Di Dapil Jawa Timur XI yang mencakup Bangkalan, Pamekasan, Sampang, dan Sumenep Baidowi mengantongi 395 ribu suara. Suara yang diperoleh terbilang tinggi dibanding caleg top lain, bahkan dari Ketua DPR Puan Maharani yang mengantongi 297.366 suara di dapil Jawa Tengah V. Hal sama juga dialami caleg PPP lainnya yang mengantongi suara tinggi seperti Illiza Sa'adudin Djamal dari dapil Aceh yang memperoleh 110 ribu suara.
Caleg lain yang mengantongi suara besar adalah Muhammad Aras dari dapil Sulsel III yang memperoleh 101.938 suara dan Amir Uskara dari dapil Sulsel I yang memperoleh 94.287 suara.
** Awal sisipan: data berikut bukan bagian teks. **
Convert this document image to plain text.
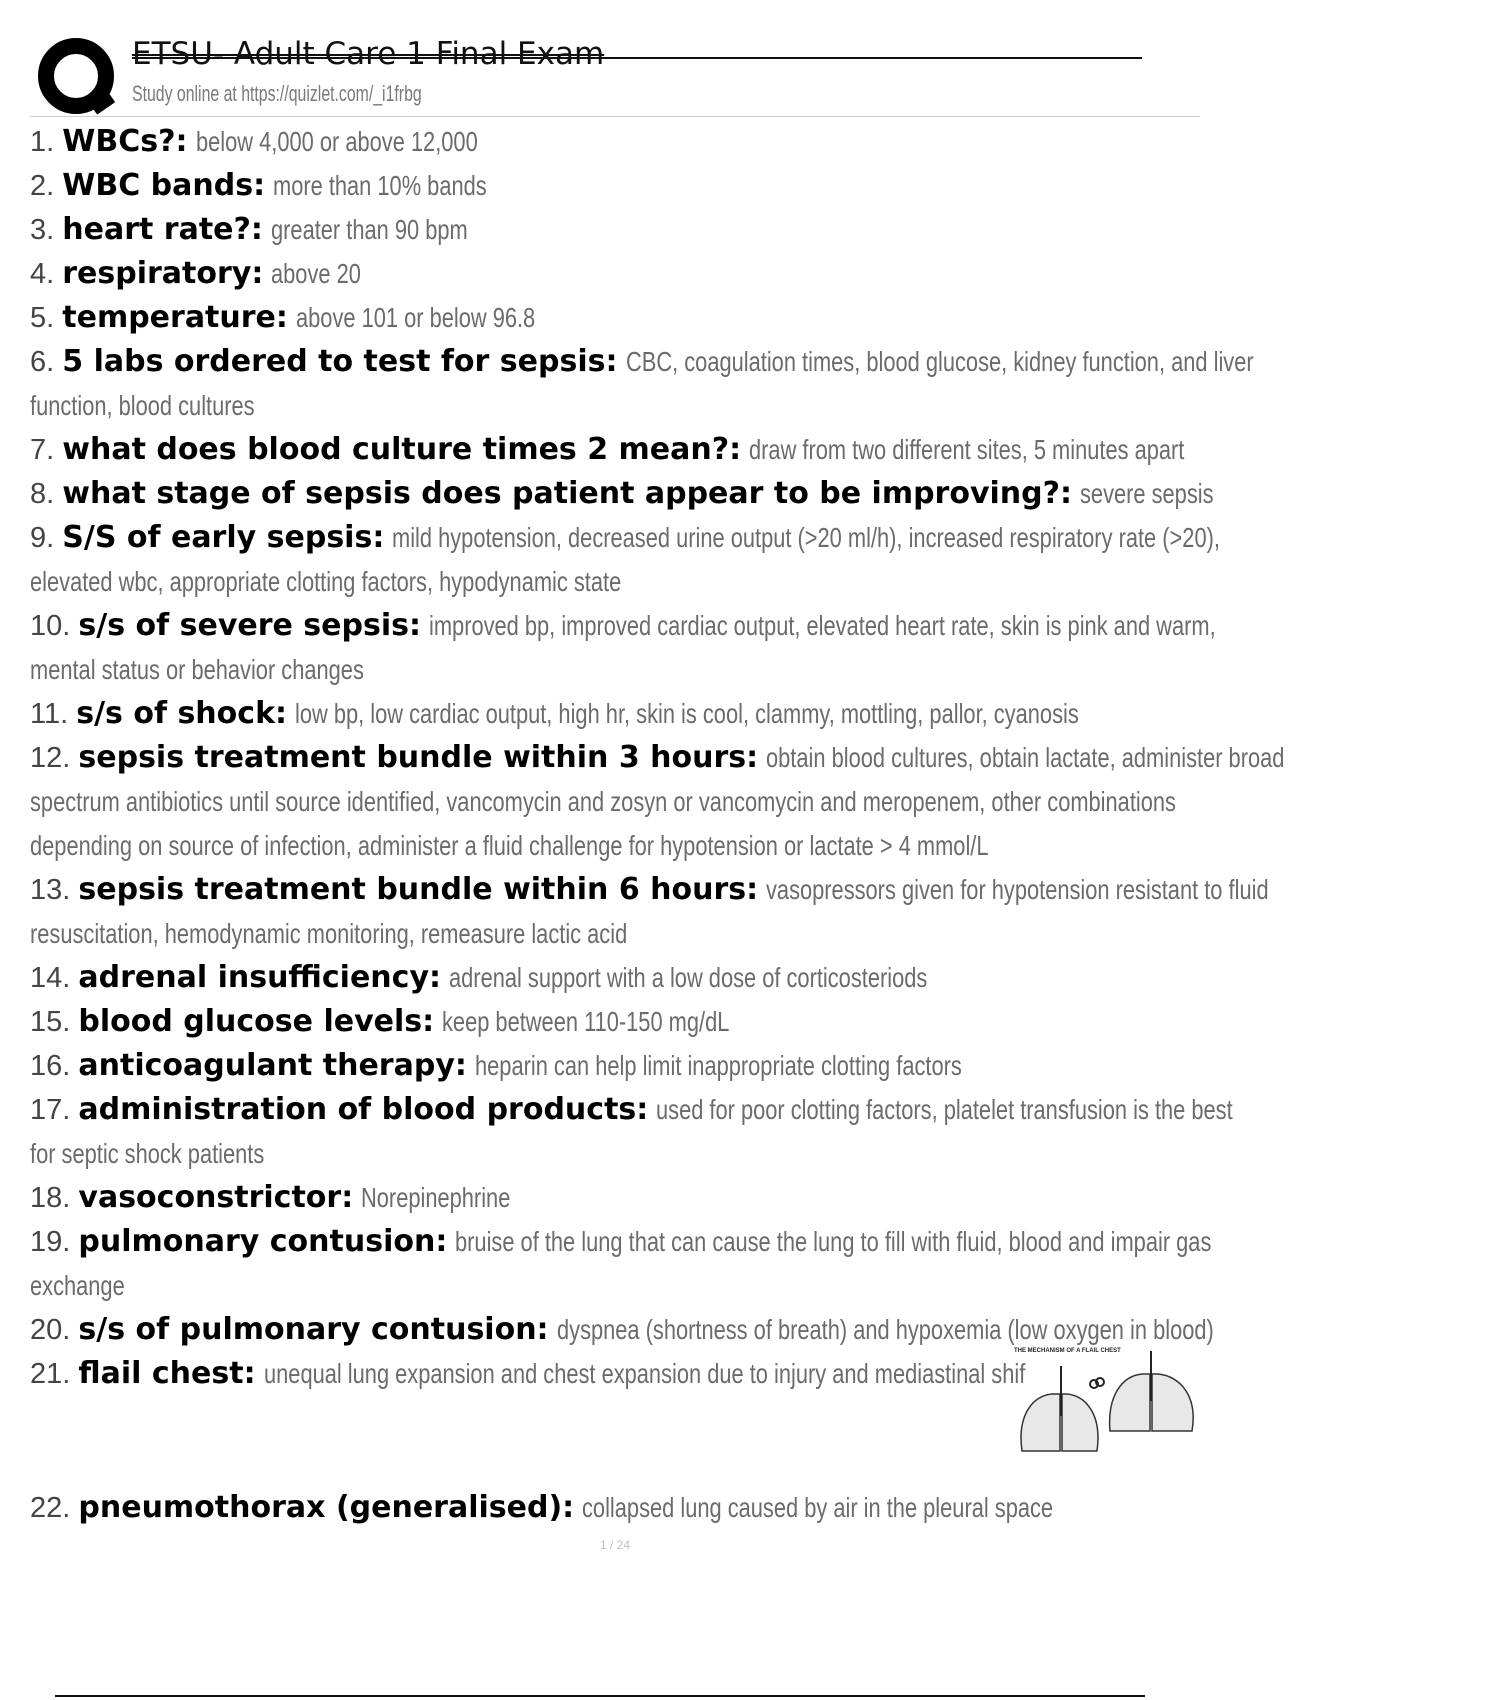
ETSU- Adult Care 1 Final Exam
Study online at https://quizlet.com/_i1frbg
1. WBCs?: below 4,000 or above 12,000
2. WBC bands: more than 10% bands
3. heart rate?: greater than 90 bpm
4. respiratory: above 20
5. temperature: above 101 or below 96.8
6. 5 labs ordered to test for sepsis: CBC, coagulation times, blood glucose, kidney function, and liver
function, blood cultures
7. what does blood culture times 2 mean?: draw from two different sites, 5 minutes apart
8. what stage of sepsis does patient appear to be improving?: severe sepsis
9. S/S of early sepsis: mild hypotension, decreased urine output (>20 ml/h), increased respiratory rate (>20),
elevated wbc, appropriate clotting factors, hypodynamic state
10. s/s of severe sepsis: improved bp, improved cardiac output, elevated heart rate, skin is pink and warm,
mental status or behavior changes
11. s/s of shock: low bp, low cardiac output, high hr, skin is cool, clammy, mottling, pallor, cyanosis
12. sepsis treatment bundle within 3 hours: obtain blood cultures, obtain lactate, administer broad
spectrum antibiotics until source identified, vancomycin and zosyn or vancomycin and meropenem, other combinations
depending on source of infection, administer a fluid challenge for hypotension or lactate > 4 mmol/L
13. sepsis treatment bundle within 6 hours: vasopressors given for hypotension resistant to fluid
resuscitation, hemodynamic monitoring, remeasure lactic acid
14. adrenal insufficiency: adrenal support with a low dose of corticosteriods
15. blood glucose levels: keep between 110-150 mg/dL
16. anticoagulant therapy: heparin can help limit inappropriate clotting factors
17. administration of blood products: used for poor clotting factors, platelet transfusion is the best
for septic shock patients
18. vasoconstrictor: Norepinephrine
19. pulmonary contusion: bruise of the lung that can cause the lung to fill with fluid, blood and impair gas
exchange
20. s/s of pulmonary contusion: dyspnea (shortness of breath) and hypoxemia (low oxygen in blood)
21. flail chest: unequal lung expansion and chest expansion due to injury and mediastinal shif
22. pneumothorax (generalised): collapsed lung caused by air in the pleural space
THE MECHANISM OF A FLAIL CHEST
1 / 24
Secara keseluruhan merujuk pemilu 2024 PPP bisa mengirimkan setidaknya 12 anggota legislatif ke Senayan.
Alhasil, pemilu September 2024 menjadi akhir tugas politikus PPP berkiprah di Senayan. Pada pemilu 2019 partai yang kini dipimpin Muhammad Mardiono itu mendapat 6.323.147 suara atau setara 4,52%.
Faktor Kepemimpinan
Kalah di MK menjadi pukulan bagi PPP. Namun, pelaksana tugas ketua umum Muhammad Mardiono meyakinkan kader bahwa perlawanan akan terus dilakukan. Kepada pengurus DPP, Mardiono menyatakan akan mengambil langkah lain untuk bisa meloloskan PPP ke Senayan.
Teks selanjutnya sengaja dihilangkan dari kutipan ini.